Nvidia DLSS has made the top graphics cards on the market even better, but while Linux gaming PCs will reap the benefits it will never come to the Steam Deck

A POV of someone using a Steam Deck, the on-screen keyboard and images of the Steam store are displayed on the device's screen

Valve is paving the way for us to ditch Windows and dive into Linux PC gaming, as the Steam Deck leads the charge with SteamOS and its Proton compatibility layer. Now, with the release of Proton 6.3-8 (via Videocardz), the company hopes to tempt even more players to jump ship with official support for Nvidia DLSS.

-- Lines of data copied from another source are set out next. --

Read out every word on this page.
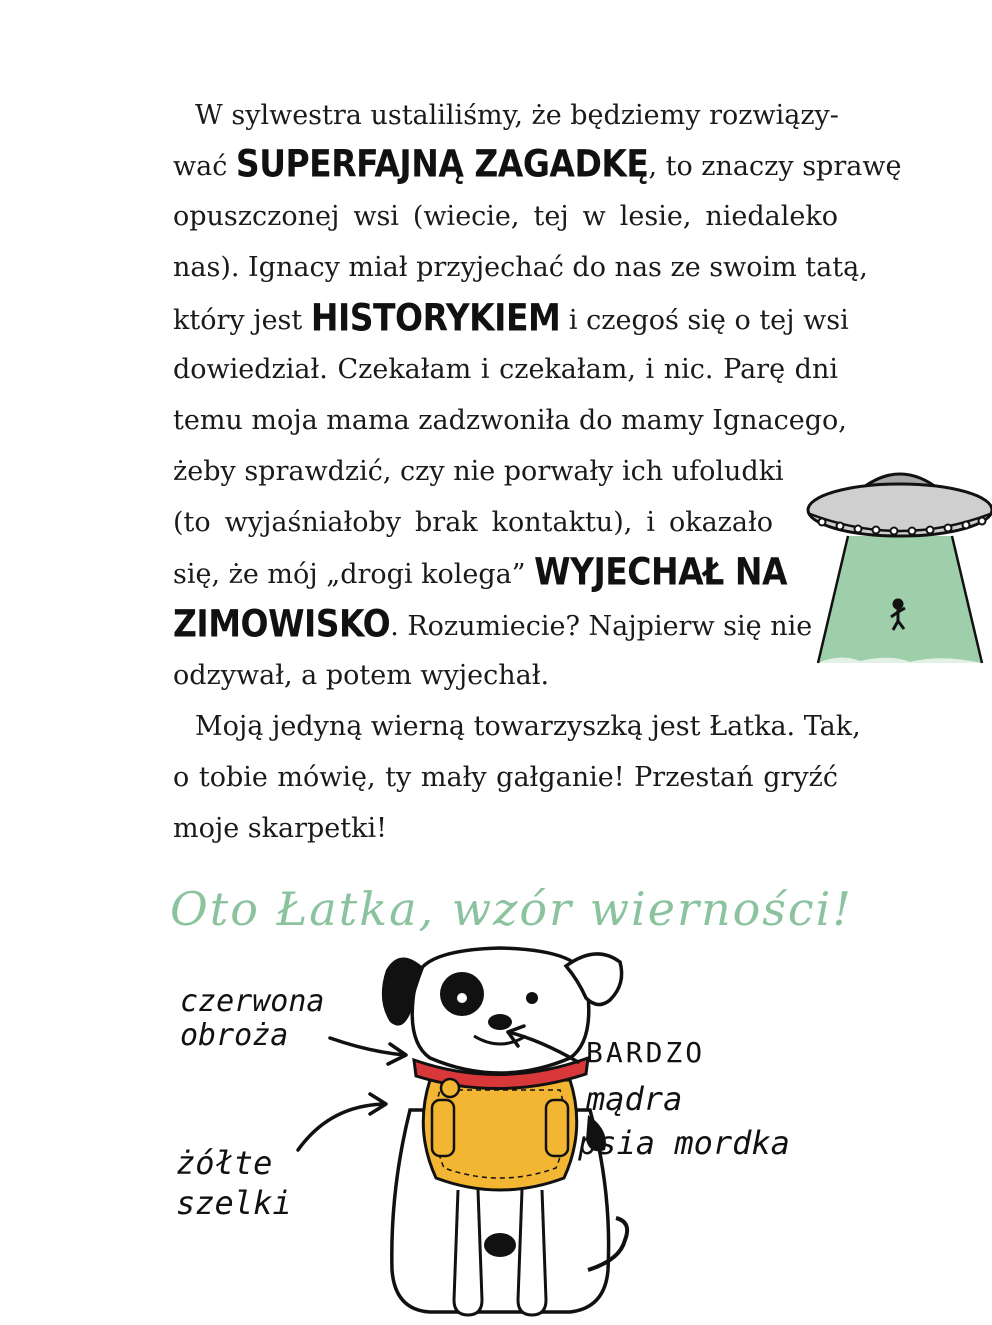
W sylwestra ustaliliśmy, że będziemy rozwiązy-
wać SUPERFAJNĄ ZAGADKĘ, to znaczy sprawę
opuszczonej wsi (wiecie, tej w lesie, niedaleko
nas). Ignacy miał przyjechać do nas ze swoim tatą,
który jest HISTORYKIEM i czegoś się o tej wsi
dowiedział. Czekałam i czekałam, i nic. Parę dni
temu moja mama zadzwoniła do mamy Ignacego,
żeby sprawdzić, czy nie porwały ich ufoludki
(to wyjaśniałoby brak kontaktu), i okazało
się, że mój „drogi kolega” WYJECHAŁ NA
ZIMOWISKO. Rozumiecie? Najpierw się nie
odzywał, a potem wyjechał.
Moją jedyną wierną towarzyszką jest Łatka. Tak,
o tobie mówię, ty mały gałganie! Przestań gryźć
moje skarpetki!
Oto Łatka, wzór wierności!
czerwona
obroża
żółte
szelki
BARDZO
mądra
psia mordka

The proprietary upscaling technology can help boost fps in games like Call of Duty: Vanguard or Back 4 Blood, without sacrificing much in the way of image quality. Unfortunately, team green’s upscaling technology won’t be supported on the Steam Deck as it uses an AMD Zen2-based SoC, and Nvidia DLSS requires an RTX chip.

Thankfully, Proton already supports AMD FSR, which doesn’t require your GPU be of a specific brand, so Steam Deck users won’t be entirely out of luck when it comes to upscaling options.

Support for AMD FSR could prove extremely useful for anyone gaming on the Steam Deck, when it eventually releases in 2022. A benchmark conducted on a dev kit suggests that the Steam Deck could struggle to run some games at 60 fps, and so team red’s upscaling feature could help provide an easy performance boost.

Nonetheless, Valve is doing everything it can to make sure that all 50,000 Steam games are tested on the Steam Deck, with recent reports pointing to a good level of compatibility with the platform’s top 100 titles ahead of release.